Gently I lifted her hand and turned it over, ran my finger over her tiny palm, over the pads of her baby fingers. Rough. Not the fingers of a child who spent much time playing hopscotch. “Is everyone all right?” Maggie, from down at the end of the hall, stood in my doorway. Behind her two more of my colleagues craned their necks, trying to see what was happening. There was rarely excitement in our department; maybe an irate student once in a while, but never shattered glass or exploding computer monitors.
“Everything’s fine,” Jack said. He was a good guy, I realized. I was still down on my knees, staring at the button, my eyes red and tear stained. The crowd dispersed, trailed by two corpses.
Jack squatted, put his arm around my shoulder. “You okay now?”
“I’m not gonna say I understand how you feel, but it must be awful.”
“If you ever want to talk, just knock.”
I nodded a third time. He patted my back and left.
It was nearly time for my one o’clock class. I kept a sweater in the bottom drawer of my desk for days when the a/c was cranked too high. I pulled the sweater over the ruined shirt, and, as my head popped through, I thought I caught my corpse glancing down at the button lying at her feet.

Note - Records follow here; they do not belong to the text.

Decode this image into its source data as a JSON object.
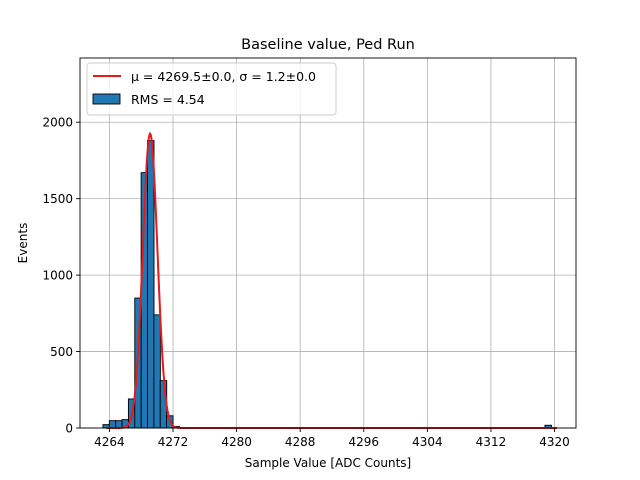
{
  "chart_data": {
    "type": "bar",
    "title": "Baseline value, Ped Run",
    "xlabel": "Sample Value [ADC Counts]",
    "ylabel": "Events",
    "xlim": [
      4260.3,
      4322.7
    ],
    "ylim": [
      0,
      2420
    ],
    "x_ticks": [
      4264,
      4272,
      4280,
      4288,
      4296,
      4304,
      4312,
      4320
    ],
    "y_ticks": [
      0,
      500,
      1000,
      1500,
      2000
    ],
    "grid": true,
    "legend_position": "upper-left",
    "histogram": {
      "name": "RMS = 4.54",
      "color": "#1f77b4",
      "edgecolor": "#000000",
      "bin_width": 0.82,
      "bins": [
        {
          "x": 4263.6,
          "count": 22
        },
        {
          "x": 4264.4,
          "count": 48
        },
        {
          "x": 4265.2,
          "count": 48
        },
        {
          "x": 4266.0,
          "count": 55
        },
        {
          "x": 4266.8,
          "count": 190
        },
        {
          "x": 4267.6,
          "count": 850
        },
        {
          "x": 4268.4,
          "count": 1670
        },
        {
          "x": 4269.2,
          "count": 1880
        },
        {
          "x": 4270.0,
          "count": 740
        },
        {
          "x": 4270.8,
          "count": 310
        },
        {
          "x": 4271.6,
          "count": 80
        },
        {
          "x": 4272.4,
          "count": 10
        },
        {
          "x": 4319.2,
          "count": 18
        }
      ]
    },
    "fit": {
      "name": "μ = 4269.5±0.0, σ = 1.2±0.0",
      "color": "#e41a1c",
      "mu_display": 4269.5,
      "sigma_display": 1.2,
      "peak": 1925,
      "curve_x_range": [
        4263.6,
        4320.3
      ]
    },
    "legend": {
      "fit_label": "μ = 4269.5±0.0, σ = 1.2±0.0",
      "hist_label": "RMS = 4.54"
    }
  }
}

I stooped and retrieved the button, slipped it into her pocket, next to the other, shinier one.
I went around the corner to the bathroom, held the door open for my corpse when it started to swing shut on her. I washed my face and combed my hair, her watchful eyes reflected in the mirror.
I yanked a couple of paper towels from the dispenser, wet them under the faucet, knelt and wiped the worst of the dirt from my corpse’s chubby cheeks and forehead. I tried to comb some of the debris out of her hair, but it was hopelessly tangled. I shoved the comb into my back pocket and plucked the biggest chips out by hand. I glanced at my watch. Time for class.
After retrieving a stack of syllabi and the class roll from my office I headed into the airy central lobby, up the double flight of stairs, steadying myself with the silver metal handrail. Halfway up I turned and looked back. My corpse was struggling up the second step, her legs too small, and too stiff, to make the climb easily. I went back down, wrapped my arms around my corpse, and carried her up the stairs.